Blogger Tom Fletcher said...

Ah, civil rights litigation. A beautiful statute, weighed down by so much abuse. There's a reason the lower courts tried to raise the pleading standard before the Supreme Court smacked them down for misapplying Rule 9...

11/15/2006 12:48 AM  
Blogger McWho said...

I actually distorted things a bit, mostly because I didn't know most of the facts in the case we saw, and wanted to make a touchy-feely message of the day. It was reverse-discrimination, and I'm not sure whether the claim was valid or not.

Either way, no one deserves a lawyer as bad as this one.

11/15/2006 9:40 AM  
Anonymous Anonymous said...

how is bad lawyering "abuse" of the "beautiful" civil rights statute? And how might a heightened pleading standard remedy poor lawyering? whether intentionally or not, Tom, I think you've confused meritorious advocacy with meritorious claims.

11/15/2006 11:09 AM  
Blogger Tom Fletcher said...

Anon-

You're correct in part. I suggest though that poor advocacy often comes from trying to reconceive or dress up poor claims. It's hard to be a bad advocate when you have a prima facie case. It's when you're stretching the law that advocacy really matters.

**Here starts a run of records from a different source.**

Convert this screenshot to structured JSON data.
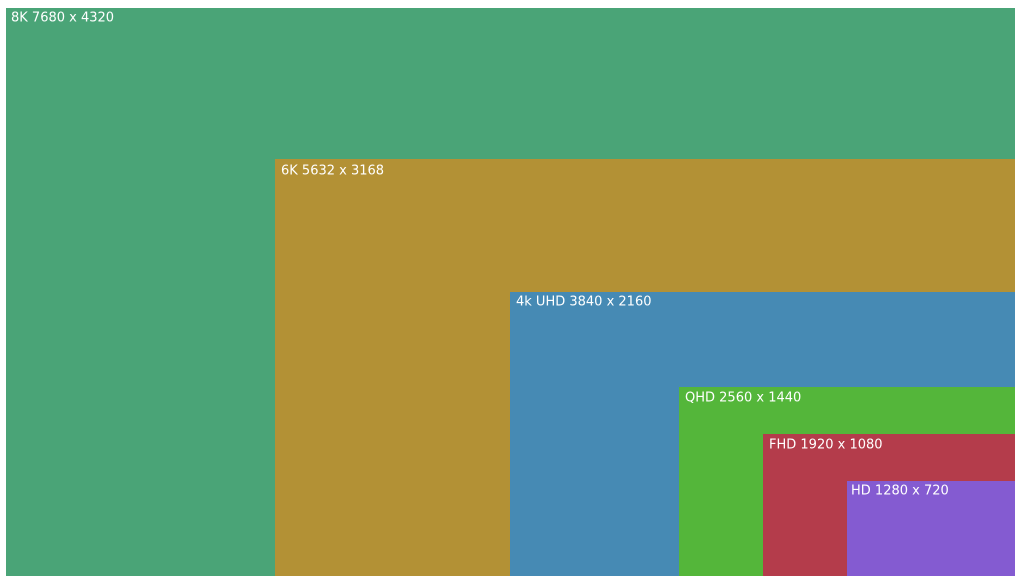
{
  "nodes": [
    {
      "label": "8K 7680 x 4320"
    },
    {
      "label": "6K 5632 x 3168"
    },
    {
      "label": "4k UHD 3840 x 2160"
    },
    {
      "label": "QHD 2560 x 1440"
    },
    {
      "label": "FHD 1920 x 1080"
    },
    {
      "label": "HD 1280 x 720"
    }
  ]
}
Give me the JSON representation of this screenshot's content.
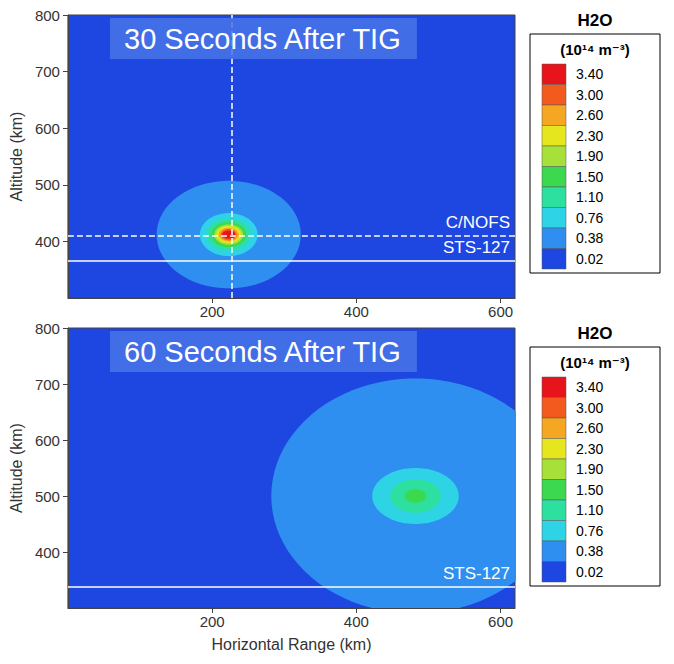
{
  "chart_data": [
    {
      "type": "contour",
      "title": "30 Seconds After TIG",
      "y_label": "Altitude (km)",
      "xlim": [
        0,
        620
      ],
      "xticks": [
        200,
        400,
        600
      ],
      "ylim": [
        300,
        800
      ],
      "yticks": [
        400,
        500,
        600,
        700,
        800
      ],
      "grid": false,
      "colorbar": {
        "title": "H2O",
        "unit": "(10¹⁴ m⁻³)",
        "ticks": [
          {
            "value": 3.4,
            "label": "3.40"
          },
          {
            "value": 3.0,
            "label": "3.00"
          },
          {
            "value": 2.6,
            "label": "2.60"
          },
          {
            "value": 2.3,
            "label": "2.30"
          },
          {
            "value": 1.9,
            "label": "1.90"
          },
          {
            "value": 1.5,
            "label": "1.50"
          },
          {
            "value": 1.1,
            "label": "1.10"
          },
          0.76,
          0.38,
          0.02
        ],
        "colors": [
          "#e8141c",
          "#f25a1e",
          "#f5a623",
          "#e6e61e",
          "#a8e03a",
          "#3cd850",
          "#2ee0a0",
          "#2ed4e6",
          "#2f8ff0",
          "#1e46e0"
        ]
      },
      "plume": {
        "x": 223,
        "y": 412,
        "contours": [
          {
            "level": 0.38,
            "rx": 100,
            "ry": 95
          },
          {
            "level": 0.76,
            "rx": 40,
            "ry": 38
          },
          {
            "level": 1.1,
            "rx": 30,
            "ry": 28
          },
          {
            "level": 1.5,
            "rx": 24,
            "ry": 22
          },
          {
            "level": 1.9,
            "rx": 20,
            "ry": 18
          },
          {
            "level": 2.3,
            "rx": 17,
            "ry": 15
          },
          {
            "level": 2.6,
            "rx": 14,
            "ry": 12
          },
          {
            "level": 3.0,
            "rx": 11,
            "ry": 10
          },
          {
            "level": 3.4,
            "rx": 9,
            "ry": 7
          }
        ]
      },
      "satellites": [
        {
          "name": "C/NOFS",
          "altitude": 410,
          "range": 227,
          "line_style": "dashed"
        },
        {
          "name": "STS-127",
          "altitude": 365,
          "line_style": "solid"
        }
      ]
    },
    {
      "type": "contour",
      "title": "60 Seconds After TIG",
      "x_label": "Horizontal Range (km)",
      "y_label": "Altitude (km)",
      "xlim": [
        0,
        620
      ],
      "xticks": [
        200,
        400,
        600
      ],
      "ylim": [
        300,
        800
      ],
      "yticks": [
        400,
        500,
        600,
        700,
        800
      ],
      "grid": false,
      "colorbar": {
        "title": "H2O",
        "unit": "(10¹⁴ m⁻³)",
        "ticks": [
          {
            "value": 3.4,
            "label": "3.40"
          },
          {
            "value": 3.0,
            "label": "3.00"
          },
          {
            "value": 2.6,
            "label": "2.60"
          },
          {
            "value": 2.3,
            "label": "2.30"
          },
          {
            "value": 1.9,
            "label": "1.90"
          },
          {
            "value": 1.5,
            "label": "1.50"
          },
          {
            "value": 1.1,
            "label": "1.10"
          },
          0.76,
          0.38,
          0.02
        ],
        "colors": [
          "#e8141c",
          "#f25a1e",
          "#f5a623",
          "#e6e61e",
          "#a8e03a",
          "#3cd850",
          "#2ee0a0",
          "#2ed4e6",
          "#2f8ff0",
          "#1e46e0"
        ]
      },
      "plume": {
        "x": 482,
        "y": 500,
        "contours": [
          {
            "level": 0.38,
            "rx": 200,
            "ry": 210
          },
          {
            "level": 0.76,
            "rx": 60,
            "ry": 50
          },
          {
            "level": 1.1,
            "rx": 35,
            "ry": 30
          },
          {
            "level": 1.5,
            "rx": 15,
            "ry": 12
          }
        ]
      },
      "satellites": [
        {
          "name": "STS-127",
          "altitude": 338,
          "line_style": "solid"
        }
      ]
    }
  ]
}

But yes, a heightened pleading standard does little directly to remedy poor advocacy. If anything, it would just require a lawyer to gather more facts in front of them first. From that core of facts, they may be able to advocate better.

You also homed in on another correlation I was making subconsciously. Usually, if you have a great claim, a good lawyer will take it (because it'll be an easy win for them). You only find yourself turning to crappy lawyers when all the good lawyers have turned you away.

Well played Anon. Well played. I'll be more precise with my words.